# Rvs



## boterham

Hello,
I was wondering what RVS means in the sentence below. Is it an abbreviation for some kind of natural resources or material that they also provide?

VSH Fittings is een onderdeel van Aalbers Industries NV. Ze leveren een totaal pakket van koperen bevestiging middelen voor installateurs. Naast koper leveren ze ook *RVS* en gietijzer. 

Thanks in advance


----------



## Yarddog

Hello. RVS= roestvast staal.
See: wikpaedia roestvast staal


----------



## boterham

Yarddog said:


> Hello. RVS= roestvast staal.
> See: wikpaedia roestvast staal


 
Excellent! Thanks a lot


----------



## Suehil

Stainless steel.  Usually known in Dutch as 'roest*vrij* staal'


----------



## boterham

Suehil said:


> Stainless steel. Usually known in Dutch as 'roest*vrij* staal'


 
Thanks for that. I guess that's why I couldn't find it in www.mijnwoordenboek.nl at first!


----------



## HKK

The difference is explained by Wikipedia:


> De benaming "roestvrij" die in de volksmond voor roestvast staal gebruikt wordt, is onder metallurgen uit den boze. Roest"vrij" staal zal wel degelijk roesten. Deze oxidehuid is echter afsluitend, waardoor geen verdere roestvorming zal plaatsvinden. In omstandigheden die hardnekkig genoeg zijn, of bij beschadiging van de beschermende oxide-huid, kan de roestvorming plaatselijk extra snel plaatsvinden. Dit wordt o.a. veroorzaakt door chloriden of andere metalen die zich nestelen in het oppervlak. Dit is ook de reden, waarom bij het bewerken van RVS bij voorkeur geen stalen gereedschappen gebruikt zouden moeten worden. Praktischer is echter om na het verwerken, het RVS te behandelen waarbij alle mogelijke verontreinigingen worden verwijderd. Dit is het zogenaamde beitsen, waarbij langs chemische weg alle ongerechtigheden worden opgelost en verwijderd.

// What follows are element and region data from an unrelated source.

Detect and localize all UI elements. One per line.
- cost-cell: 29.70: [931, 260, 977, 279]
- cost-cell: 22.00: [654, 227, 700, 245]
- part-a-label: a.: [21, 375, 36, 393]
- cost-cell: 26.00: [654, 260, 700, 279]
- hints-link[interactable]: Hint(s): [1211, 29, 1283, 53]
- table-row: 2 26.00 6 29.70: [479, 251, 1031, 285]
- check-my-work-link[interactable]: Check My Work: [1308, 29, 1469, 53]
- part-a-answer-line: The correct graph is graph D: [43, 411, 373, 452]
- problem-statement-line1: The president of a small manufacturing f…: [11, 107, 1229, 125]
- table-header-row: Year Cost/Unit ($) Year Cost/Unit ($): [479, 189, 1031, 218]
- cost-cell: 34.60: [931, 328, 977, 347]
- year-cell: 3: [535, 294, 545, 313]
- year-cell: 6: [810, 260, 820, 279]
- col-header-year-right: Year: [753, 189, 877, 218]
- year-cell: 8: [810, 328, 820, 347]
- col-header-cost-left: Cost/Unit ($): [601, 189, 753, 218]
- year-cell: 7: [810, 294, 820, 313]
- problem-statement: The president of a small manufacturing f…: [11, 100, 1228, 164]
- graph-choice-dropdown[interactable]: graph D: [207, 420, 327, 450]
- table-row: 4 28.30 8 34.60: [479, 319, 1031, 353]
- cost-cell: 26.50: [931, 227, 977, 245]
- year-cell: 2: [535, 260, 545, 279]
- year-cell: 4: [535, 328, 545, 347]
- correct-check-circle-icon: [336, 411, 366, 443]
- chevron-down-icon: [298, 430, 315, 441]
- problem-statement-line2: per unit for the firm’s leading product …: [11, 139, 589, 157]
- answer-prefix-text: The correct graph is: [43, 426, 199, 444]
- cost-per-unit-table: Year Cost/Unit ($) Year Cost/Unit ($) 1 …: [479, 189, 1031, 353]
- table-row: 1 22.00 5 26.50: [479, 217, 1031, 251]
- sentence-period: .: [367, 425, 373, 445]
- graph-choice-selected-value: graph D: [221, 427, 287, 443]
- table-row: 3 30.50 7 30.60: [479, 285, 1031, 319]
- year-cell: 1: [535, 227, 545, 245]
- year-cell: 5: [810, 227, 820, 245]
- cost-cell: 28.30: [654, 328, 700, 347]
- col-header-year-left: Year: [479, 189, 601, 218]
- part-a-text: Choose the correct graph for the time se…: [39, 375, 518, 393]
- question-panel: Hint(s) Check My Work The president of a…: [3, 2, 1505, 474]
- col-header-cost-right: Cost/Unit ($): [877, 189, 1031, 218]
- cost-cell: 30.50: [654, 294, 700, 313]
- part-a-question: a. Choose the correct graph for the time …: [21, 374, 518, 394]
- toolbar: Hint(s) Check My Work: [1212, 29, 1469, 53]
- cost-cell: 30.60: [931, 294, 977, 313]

In short, RVS is not stain_less_, just much more resistant.


----------



## boterham

HKK said:


> The difference is explained by Wikipedia:
> 
> 
> In short, RVS is not stain_less_, just much more resistant.


 
Thanks ... That's great! I wonder if there are also two terms for this i.e. roestvast staal and roestvrij staal in English or even French ... ?


----------